AutoPIPEには、複数の運転状態に対するスプリングハンガーの自動選定機能が用意されています。Grinnell、Bergen-Patterson、Lisega、NPS、日本発条、三和テッキ等の製造業者のカタログの中からスプリングハンガーを選定することができます。

動的解析

動的解析機能には、固有値解析、応答スペクトル解析(一様および多点入力)、調和振動解析、時刻歴応答解析、荷重スペクトル解析が含まれています。AutoPIPEでは節点間に質量節点を自動的に追加挿入するオプションを使って精度の高い固有値解析を行うことができます。喪失質量やZPA静的修正を考慮した動解析を行うことができます。
AutoPIPEにはウォーターハンマー、スチームハンマー、安全弁の吹き出し反力を流体過渡荷重として生成する機能が用意されています。これらの荷重は時刻歴応答解析の入力データとして使用することができます。

高圧ガス設備等耐震設計基準及び指針に対応

AutoPIPEにおける高圧ガス設備等耐震設計基準および指針の適用範囲は、左図のようになります。
詳細は、ダウンロード資料を 参照ください。

KHK適用範囲注1):アドオンオンモジュールを使用することで可能となります。
注2):AutoPIPE Nozzl(WinNOZL)を使用することで可能です。

配管CADからの3次元モデルインポート機能を装備

AutoPLANT V8i、PlantSpace V8i、Intergraph PDS、SmartPlant、Aveva PDMS等の配管CADからモデルからインポートすることができます。
例えばAutoPLANTであれば、PIPINGモジュールあるいは、ISOMETRICモジュールの3次元/2次元モデルからAutoPIPEに簡単にモデルをインポート可能です。この機能により、3次元モデルからアイソメ図、解析へと一連の業務フローに合致した作業が可能となります。

コンバート図

AutoPIPE Nozzleによる容器とノズルの接合部の局部応力解析

AutoPIPE Nozzleは、AutoPIPEにバンドルされた、機器のノズル部や容器接合部等の局所部における応力評価システムです。

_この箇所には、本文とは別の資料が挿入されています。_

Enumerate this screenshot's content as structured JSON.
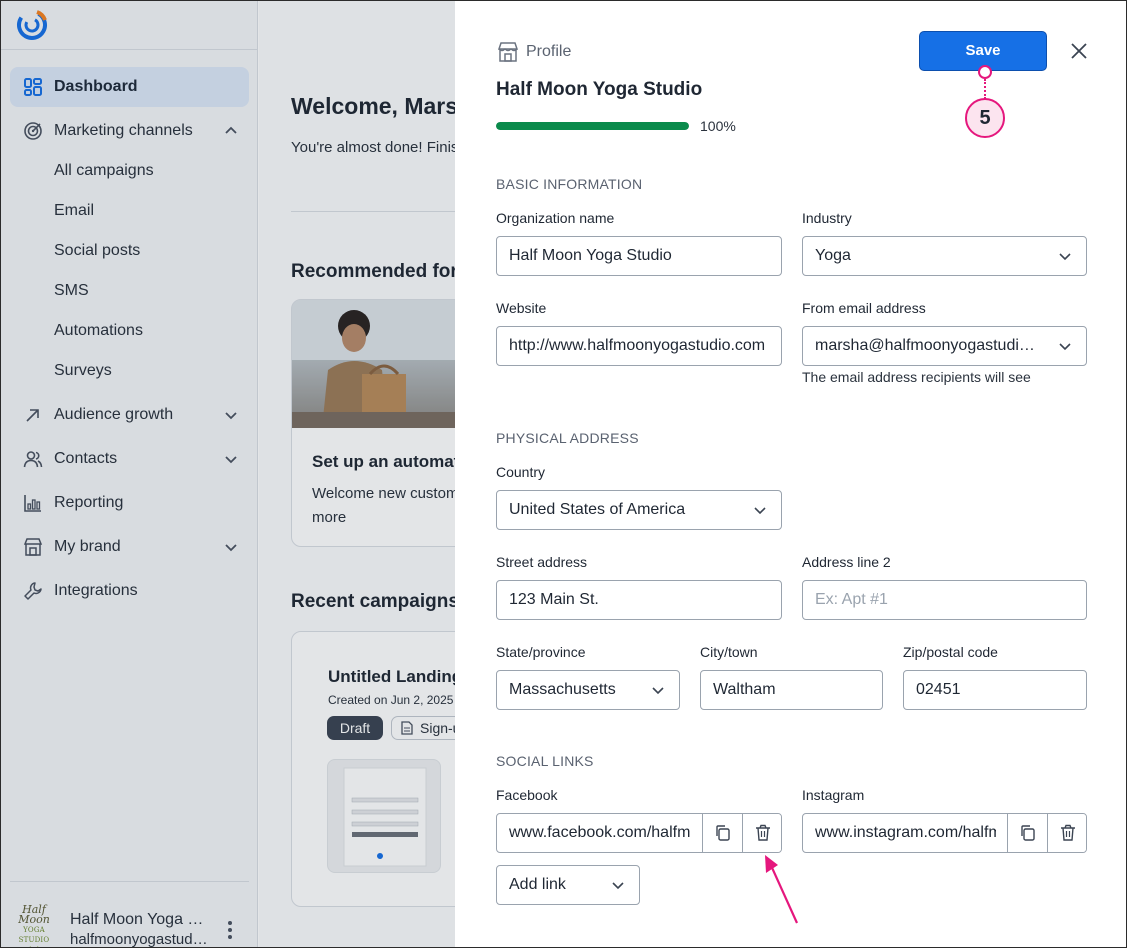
{
  "sidebar": {
    "items": [
      {
        "label": "Dashboard",
        "icon": "dashboard-icon",
        "active": true
      },
      {
        "label": "Marketing channels",
        "icon": "target-icon",
        "expanded": true
      },
      {
        "label": "Audience growth",
        "icon": "arrow-up-right-icon"
      },
      {
        "label": "Contacts",
        "icon": "contacts-icon"
      },
      {
        "label": "Reporting",
        "icon": "chart-icon"
      },
      {
        "label": "My brand",
        "icon": "store-icon"
      },
      {
        "label": "Integrations",
        "icon": "wrench-icon"
      }
    ],
    "subitems": [
      "All campaigns",
      "Email",
      "Social posts",
      "SMS",
      "Automations",
      "Surveys"
    ],
    "brand": {
      "avatar_line1": "Half Moon",
      "avatar_line2": "YOGA STUDIO",
      "name": "Half Moon Yoga Studio",
      "email": "halfmoonyogastudio.com"
    }
  },
  "main": {
    "welcome": "Welcome, Marsha",
    "subtitle": "You're almost done! Finish setting up",
    "recommended": "Recommended for you",
    "card_title": "Set up an automation",
    "card_text": "Welcome new customers and more",
    "recent": "Recent campaigns",
    "campaign_title": "Untitled Landing Page",
    "campaign_date": "Created on Jun 2, 2025",
    "draft": "Draft",
    "type": "Sign-up"
  },
  "panel": {
    "header_label": "Profile",
    "save_label": "Save",
    "step": "5",
    "title": "Half Moon Yoga Studio",
    "progress_percent": 100,
    "progress_text": "100%",
    "basic": {
      "section": "BASIC INFORMATION",
      "org_label": "Organization name",
      "org_value": "Half Moon Yoga Studio",
      "industry_label": "Industry",
      "industry_value": "Yoga",
      "website_label": "Website",
      "website_value": "http://www.halfmoonyogastudio.com",
      "from_label": "From email address",
      "from_value": "marsha@halfmoonyogastudi…",
      "from_helper": "The email address recipients will see"
    },
    "address": {
      "section": "PHYSICAL ADDRESS",
      "country_label": "Country",
      "country_value": "United States of America",
      "street_label": "Street address",
      "street_value": "123 Main St.",
      "line2_label": "Address line 2",
      "line2_placeholder": "Ex: Apt #1",
      "state_label": "State/province",
      "state_value": "Massachusetts",
      "city_label": "City/town",
      "city_value": "Waltham",
      "zip_label": "Zip/postal code",
      "zip_value": "02451"
    },
    "social": {
      "section": "SOCIAL LINKS",
      "facebook_label": "Facebook",
      "facebook_value": "www.facebook.com/halfmoonyoga",
      "instagram_label": "Instagram",
      "instagram_value": "www.instagram.com/halfmoonyoga",
      "add_link": "Add link"
    }
  },
  "colors": {
    "primary": "#1670e6",
    "progress": "#0a8a4b",
    "annotation": "#e5177d"
  }
}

円筒形・球形・円錐形・準楕円形及び半球形のシェル形状、円形ノズル・角型ノズル・ラグ等の各種アタッチメント形状、補強パッドなどに対応し、ASME Sec.VIII、Div. 1 & 2(WRC297、WRC107)、BS5500、API650、高圧ガス設備等耐震設計基準(KHK)の各コードによって局部応力評価を行うことができます。

AutoPIPE Nozzleは単体で使用することもできますが、AutoPIPEで計算したアンカー点の反力結果をAutoPIPE Nozzleに転送し、効率良く容器とノズルの接合部の局部応力の評価を行うこともできます。